There are a number of disadvantages in making the light a part of the container. Such an installation makes the container more complicated to produce and needlessly expensive for those consumers who do not require illumination. The necessary batteries occupy needed space inside the container. Worst of all, the flashlight cannot be used apart from the container.
Accordingly, several objects and advantages of my invention are that it is simpler to manufacture and has more available interior space since it has no batteries or electrical apparatus of its own. It is less expensive for the purchaser who does not desire illumination and less subject to expensive repair since the flashlight is easily replaced if defective. It illuminates the container's contents with both the owner's hands free to work and still allows the owner to use his flashlight for other purposes totally separate from the container.
FIG. 1 shows such handle holding a flashlight in its upright position.
FIG. 2 shows a cutaway view of such handle in its downward position.
FIG. 3 shows a side sectional view of FIG. 1 at 3--3 with such handle down
with its accompanying flashlight aimed at the mirrored surface.
FIG. 1 shows a tubular carrying handle designed to hold a flashlight by means of a friction fit such as ribs, elastic O-rings or screw tension. The handle is swing mounted as shown or pops straight up into position for carrying its attached container.
When not used for carrying, the handle drops by spring tension, muscular action, or gravity, into a recess in the surface of the container where it is unobtrusive as shown in FIG. 2 and its accompanying flashlight is aimed at a mirrored surface. When the flashlight is activated, its beam is reflected off the mirrored surface to illuminate the interior of the container. The mirrored surface can be flat, concave, or convex depending on the type of illumination desired. To ease manufacturing and insure the waterproof integrity of the container, the mirrored surface would probably be set in a clear block of plastic that would supply a light entrance window and a light exit window in one easily sealed unit.

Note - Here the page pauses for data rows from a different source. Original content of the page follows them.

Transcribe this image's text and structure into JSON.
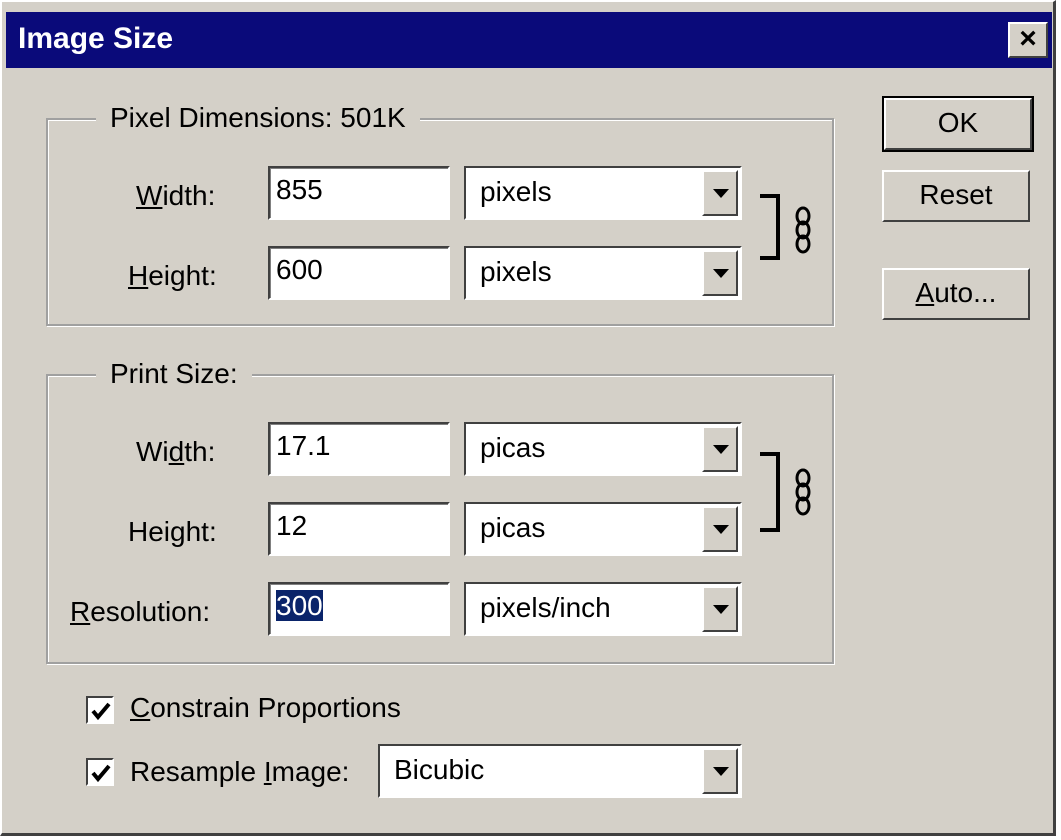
{
  "window": {
    "title": "Image Size",
    "close_glyph": "×"
  },
  "buttons": {
    "ok": "OK",
    "reset": "Reset",
    "auto": "Auto..."
  },
  "pixel_dimensions": {
    "legend": "Pixel Dimensions:  501K",
    "width_label": "Width:",
    "width_value": "855",
    "width_unit": "pixels",
    "height_label": "Height:",
    "height_value": "600",
    "height_unit": "pixels"
  },
  "print_size": {
    "legend": "Print Size:",
    "width_label": "Width:",
    "width_value": "17.1",
    "width_unit": "picas",
    "height_label": "Height:",
    "height_value": "12",
    "height_unit": "picas",
    "resolution_label": "Resolution:",
    "resolution_value": "300",
    "resolution_unit": "pixels/inch"
  },
  "options": {
    "constrain_label": "Constrain Proportions",
    "constrain_checked": true,
    "resample_label": "Resample Image:",
    "resample_checked": true,
    "resample_method": "Bicubic"
  },
  "icons": {
    "link": "chain-link-icon",
    "dropdown": "chevron-down-icon",
    "check": "checkmark-icon"
  }
}
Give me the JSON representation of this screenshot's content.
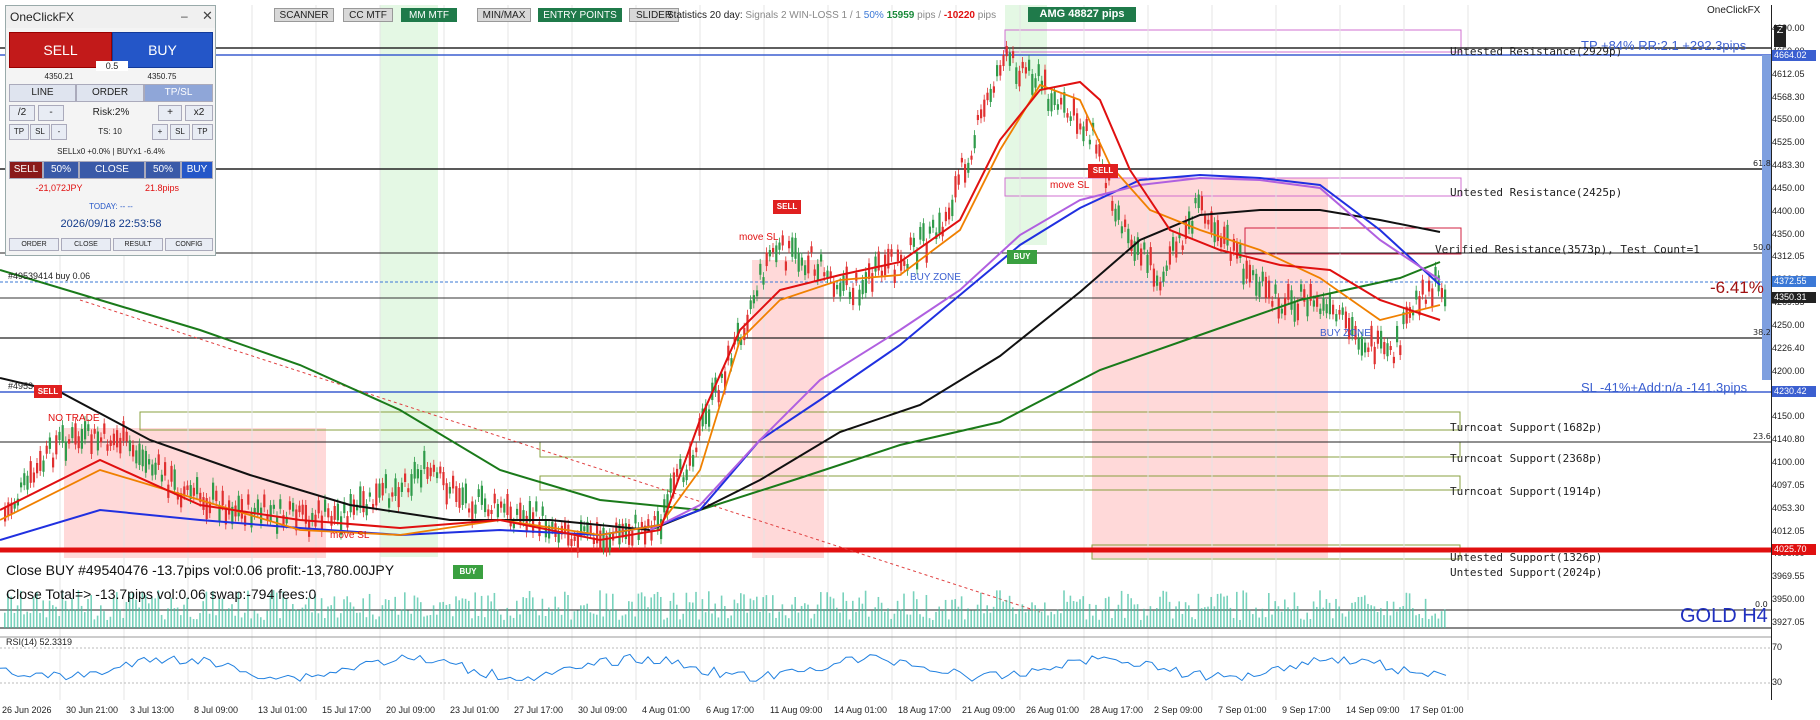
{
  "toolbar": {
    "buttons": [
      "SCANNER",
      "CC MTF",
      "MM MTF",
      "MIN/MAX",
      "ENTRY POINTS",
      "SLIDER"
    ],
    "stats_prefix": "Statistics 20 day:",
    "signals": "Signals 2",
    "winloss": "WIN-LOSS 1 / 1",
    "pct": "50%",
    "pips_pos": "15959",
    "pips_label": "pips /",
    "pips_neg": "-10220",
    "pips_label2": "pips",
    "amg": "AMG  48827 pips",
    "brand": "OneClickFX"
  },
  "panel": {
    "title": "OneClickFX",
    "sell": "SELL",
    "buy": "BUY",
    "spread": "0.5",
    "bid": "4350.21",
    "ask": "4350.75",
    "tabs": [
      "LINE",
      "ORDER",
      "TP/SL"
    ],
    "half": "/2",
    "minus": "-",
    "risk": "Risk:2%",
    "plus": "+",
    "x2": "x2",
    "tp": "TP",
    "sl": "SL",
    "ts": "TS: 10",
    "positions": "SELLx0 +0.0%  |  BUYx1 -6.4%",
    "row_sell": "SELL",
    "row_50a": "50%",
    "row_close": "CLOSE",
    "row_50b": "50%",
    "row_buy": "BUY",
    "loss_jpy": "-21,072JPY",
    "loss_pips": "21.8pips",
    "today": "TODAY: -- --",
    "datetime": "2026/09/18   22:53:58",
    "footer": [
      "ORDER",
      "CLOSE",
      "RESULT",
      "CONFIG"
    ]
  },
  "price_scale": {
    "labels": [
      "4690.00",
      "4650.00",
      "4612.05",
      "4568.30",
      "4550.00",
      "4525.00",
      "4483.30",
      "4450.00",
      "4400.00",
      "4350.00",
      "4312.05",
      "4300.00",
      "4269.55",
      "4250.00",
      "4226.40",
      "4200.00",
      "4183.30",
      "4150.00",
      "4140.80",
      "4100.00",
      "4097.05",
      "4053.30",
      "4012.05",
      "4000.00",
      "3969.55",
      "3950.00",
      "3927.05"
    ],
    "boxes": [
      {
        "text": "4664.02",
        "color": "#3b5fd0"
      },
      {
        "text": "4372.55",
        "color": "#3b78d6"
      },
      {
        "text": "4350.31",
        "color": "#222222"
      },
      {
        "text": "4230.42",
        "color": "#3b5fd0"
      },
      {
        "text": "4025.70",
        "color": "#e01010"
      }
    ],
    "fib": [
      "61.8",
      "50.0",
      "38.2",
      "23.6",
      "0.0"
    ]
  },
  "time_axis": [
    "26 Jun 2026",
    "30 Jun 21:00",
    "3 Jul 13:00",
    "8 Jul 09:00",
    "13 Jul 01:00",
    "15 Jul 17:00",
    "20 Jul 09:00",
    "23 Jul 01:00",
    "27 Jul 17:00",
    "30 Jul 09:00",
    "4 Aug 01:00",
    "6 Aug 17:00",
    "11 Aug 09:00",
    "14 Aug 01:00",
    "18 Aug 17:00",
    "21 Aug 09:00",
    "26 Aug 01:00",
    "28 Aug 17:00",
    "2 Sep 09:00",
    "7 Sep 01:00",
    "9 Sep 17:00",
    "14 Sep 09:00",
    "17 Sep 01:00"
  ],
  "zones": {
    "tp": "TP +84% RR:2.1 +292.3pips",
    "untested_res1": "Untested Resistance(2929p)",
    "untested_res2": "Untested Resistance(2425p)",
    "verified_res": "Verified Resistance(3573p), Test Count=1",
    "sl": "SL -41%+Add:n/a -141.3pips",
    "turncoat1": "Turncoat Support(1682p)",
    "turncoat2": "Turncoat Support(2368p)",
    "turncoat3": "Turncoat Support(1914p)",
    "untested_sup1": "Untested Support(1326p)",
    "untested_sup2": "Untested Support(2024p)"
  },
  "chart_labels": {
    "pct": "-6.41%",
    "symbol": "GOLD H4",
    "order_line": "#49539414 buy 0.06",
    "order_line2": "#4953",
    "close_info": "Close BUY #49540476 -13.7pips vol:0.06 profit:-13,780.00JPY",
    "close_total": "Close Total=> -13.7pips vol:0.06 swap:-794 fees:0",
    "no_trade": "NO TRADE",
    "buy_zone": "BUY ZONE",
    "buy_zone2": "BUY ZONE",
    "move_sl1": "move SL",
    "move_sl2": "move SL",
    "move_sl3": "move SL",
    "sell_tag": "SELL",
    "buy_tag": "BUY",
    "rsi": "RSI(14) 52.3319",
    "rsi_levels": [
      "70",
      "30"
    ]
  },
  "colors": {
    "bull": "#2f9b4a",
    "bear": "#e03030",
    "sell_button": "#c21a1a",
    "buy_button": "#2456c8",
    "red_zone": "#ffcccc",
    "green_zone": "#d6f5d6"
  }
}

When the handle is in its upright position as shown in FIG. 1, it is grasped in the hand and used to carry the container. With the addition of a flashlight inserted into the handle, the carrier can illuminate his path and immediate area. When the handle and its accompanying flashlight are pushed down by gravity, self-actuating spring tension, or muscular action of the carrier, it fits a recess as shown in FIG. 2 and the beam of the flashlight is reflected off a mirrored surface thereby illuminating the contents and interior of the container. When not needed with the container, the flashlight is easily removed and used separately.
Thus the reader will see that the handle of this invention provides a reliable source of light for anyone, of any age, who may be carrying a container or working with its contenst in the dark. Although shown in FIG. 1 as part of the top of the container, it could just as advantageously be mounted on the sides of larger chests requiring both hands. The handle could be swing mounted as shown or pulled straight up into its carrying position. Accordingly, the scope of the invention should be determined not by the embodiments illustrated but by the appended claims and their legal equivalents.